You probably feel like you have three options: If things don't change, you will go on suffering, he could change his behavior or you could leave. I would like to offer you a different view, a forth option: You could also choose to stop suffering!

That might seem a little provoking, but let me explain: We feel like we need other people to meet our needs and expectations to feel happy in a relationship. We feel like we need to feel loved, needed, wanted, otherwise we feel bad. I shared that view for quite a long time in my life, so I'm quite familiar with it. I've learnt for myself though that it's not anyone else who makes me feel bad but myself.
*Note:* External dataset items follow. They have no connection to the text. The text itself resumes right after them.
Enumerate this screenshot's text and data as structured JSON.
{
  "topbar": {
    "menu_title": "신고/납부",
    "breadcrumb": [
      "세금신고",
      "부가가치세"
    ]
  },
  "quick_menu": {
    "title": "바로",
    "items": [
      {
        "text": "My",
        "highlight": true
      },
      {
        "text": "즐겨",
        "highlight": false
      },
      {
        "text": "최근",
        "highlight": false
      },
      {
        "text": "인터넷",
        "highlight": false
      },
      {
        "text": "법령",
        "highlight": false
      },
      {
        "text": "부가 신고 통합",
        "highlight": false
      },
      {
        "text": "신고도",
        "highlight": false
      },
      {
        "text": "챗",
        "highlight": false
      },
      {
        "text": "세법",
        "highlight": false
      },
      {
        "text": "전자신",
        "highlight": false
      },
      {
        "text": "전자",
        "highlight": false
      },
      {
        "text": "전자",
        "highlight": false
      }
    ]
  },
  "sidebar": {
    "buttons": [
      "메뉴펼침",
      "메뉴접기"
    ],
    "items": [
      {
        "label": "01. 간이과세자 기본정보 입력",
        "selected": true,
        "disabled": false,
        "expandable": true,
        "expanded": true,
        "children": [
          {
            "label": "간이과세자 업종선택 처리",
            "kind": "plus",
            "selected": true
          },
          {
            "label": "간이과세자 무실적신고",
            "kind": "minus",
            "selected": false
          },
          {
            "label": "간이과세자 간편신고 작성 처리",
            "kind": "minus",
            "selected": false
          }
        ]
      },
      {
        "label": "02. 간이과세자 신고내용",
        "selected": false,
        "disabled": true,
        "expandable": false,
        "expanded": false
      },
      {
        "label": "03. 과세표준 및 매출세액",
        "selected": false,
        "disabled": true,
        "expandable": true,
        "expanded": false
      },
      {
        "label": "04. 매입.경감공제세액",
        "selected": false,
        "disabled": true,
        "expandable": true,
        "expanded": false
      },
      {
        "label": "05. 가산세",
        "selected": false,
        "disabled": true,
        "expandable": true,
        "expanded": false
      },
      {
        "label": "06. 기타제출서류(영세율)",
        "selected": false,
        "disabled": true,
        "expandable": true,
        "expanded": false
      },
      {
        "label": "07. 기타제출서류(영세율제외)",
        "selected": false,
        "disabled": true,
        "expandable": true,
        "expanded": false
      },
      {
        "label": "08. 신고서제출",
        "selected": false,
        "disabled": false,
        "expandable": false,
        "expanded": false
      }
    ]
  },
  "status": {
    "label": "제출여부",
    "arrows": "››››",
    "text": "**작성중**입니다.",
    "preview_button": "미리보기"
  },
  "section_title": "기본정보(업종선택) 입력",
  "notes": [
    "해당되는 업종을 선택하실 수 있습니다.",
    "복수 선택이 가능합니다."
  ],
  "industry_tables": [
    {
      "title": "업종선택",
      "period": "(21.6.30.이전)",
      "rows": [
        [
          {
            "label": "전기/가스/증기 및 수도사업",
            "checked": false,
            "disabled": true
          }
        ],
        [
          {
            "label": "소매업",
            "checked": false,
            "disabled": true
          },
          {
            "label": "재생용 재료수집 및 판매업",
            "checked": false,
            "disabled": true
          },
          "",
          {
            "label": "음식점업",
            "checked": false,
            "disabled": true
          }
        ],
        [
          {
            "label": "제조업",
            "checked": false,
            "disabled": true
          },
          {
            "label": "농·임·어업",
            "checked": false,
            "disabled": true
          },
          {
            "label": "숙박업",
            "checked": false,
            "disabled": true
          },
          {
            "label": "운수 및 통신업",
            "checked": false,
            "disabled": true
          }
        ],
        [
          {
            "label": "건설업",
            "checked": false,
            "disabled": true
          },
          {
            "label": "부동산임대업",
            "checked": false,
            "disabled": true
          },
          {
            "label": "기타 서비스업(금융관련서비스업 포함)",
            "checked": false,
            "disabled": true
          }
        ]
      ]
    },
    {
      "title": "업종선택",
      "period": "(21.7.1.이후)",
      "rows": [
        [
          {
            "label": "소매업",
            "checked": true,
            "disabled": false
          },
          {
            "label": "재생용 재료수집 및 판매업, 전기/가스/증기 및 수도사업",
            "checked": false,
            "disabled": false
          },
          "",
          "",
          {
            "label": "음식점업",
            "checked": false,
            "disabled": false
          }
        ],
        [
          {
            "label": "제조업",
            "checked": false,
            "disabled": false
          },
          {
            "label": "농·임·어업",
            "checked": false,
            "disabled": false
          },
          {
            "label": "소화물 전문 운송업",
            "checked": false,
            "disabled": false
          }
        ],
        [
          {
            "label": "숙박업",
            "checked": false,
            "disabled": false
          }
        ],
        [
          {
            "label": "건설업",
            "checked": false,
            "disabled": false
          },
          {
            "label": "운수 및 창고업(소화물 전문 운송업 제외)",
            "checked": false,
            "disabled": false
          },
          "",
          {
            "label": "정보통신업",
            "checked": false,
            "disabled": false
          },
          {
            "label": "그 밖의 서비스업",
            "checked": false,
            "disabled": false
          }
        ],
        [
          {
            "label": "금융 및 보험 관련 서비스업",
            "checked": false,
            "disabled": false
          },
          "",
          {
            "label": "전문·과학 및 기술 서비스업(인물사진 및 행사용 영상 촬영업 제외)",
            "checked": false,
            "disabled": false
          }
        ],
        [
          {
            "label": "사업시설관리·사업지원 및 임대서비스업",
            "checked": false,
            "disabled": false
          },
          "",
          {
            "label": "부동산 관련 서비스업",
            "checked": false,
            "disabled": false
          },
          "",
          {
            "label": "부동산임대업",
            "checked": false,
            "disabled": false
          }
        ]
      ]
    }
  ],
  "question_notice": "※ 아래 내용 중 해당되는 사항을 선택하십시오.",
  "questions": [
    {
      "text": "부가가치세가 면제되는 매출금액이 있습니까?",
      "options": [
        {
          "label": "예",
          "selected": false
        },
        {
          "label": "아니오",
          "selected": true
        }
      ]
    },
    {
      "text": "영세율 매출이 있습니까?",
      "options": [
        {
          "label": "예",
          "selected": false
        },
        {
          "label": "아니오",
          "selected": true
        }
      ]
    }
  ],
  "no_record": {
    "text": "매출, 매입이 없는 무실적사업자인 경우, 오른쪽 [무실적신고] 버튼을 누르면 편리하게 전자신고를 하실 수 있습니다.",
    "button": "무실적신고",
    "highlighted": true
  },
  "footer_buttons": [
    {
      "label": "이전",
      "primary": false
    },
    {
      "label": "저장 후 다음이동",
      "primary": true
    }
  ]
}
If I choose not to feel bad any longer, it doesn't matter how much time my partner spends with me or someone else, what he does with me or others, how he treats me (as long as he's not forcing me to stay with him or keeping me from doing things I like). I don't need him to make me happy, I can make myself happy! Instead of sitting at home, being grumpy that he sees the other woman, I can go out and meet other people myself. Or I can enjoy my alone time. And then I'm less grumpy when he comes home, I have something to talk about. I don't feel needy but in a position where I can give and share my happiness.

You say you can't deal with the situation. I say, you FEEL like you can't deal with the situation. But I believe that you can learn to deal with it. It is possible, and it requires no skills that anyone with a working brain doesn't have. Learning to deal with it would give you more freedom of choice, and the ability to deal with a lot more situations in your life.

So instead of leaving the situation or asking him to change anything about his behavior, I would take the chance and work on my own feelings. It's a great opportunity!

But this is just my opinion. I know many people have a different one. You go choose your own.

About the car, I would suggest you to be brutally honest with yourself: Why do you want to give it to him? I wouldn't do it if you feel like you could buy him with it, or tie him to you. That probably won't work very well, I guess, or at least not make you happy in the long run. Give it to him if you really just want to give. Also check if you can really afford it. Money is something we really need to survive and feel good, so we should make sure we always have enough of it. There's no point in him having a car if it makes your life worse financially.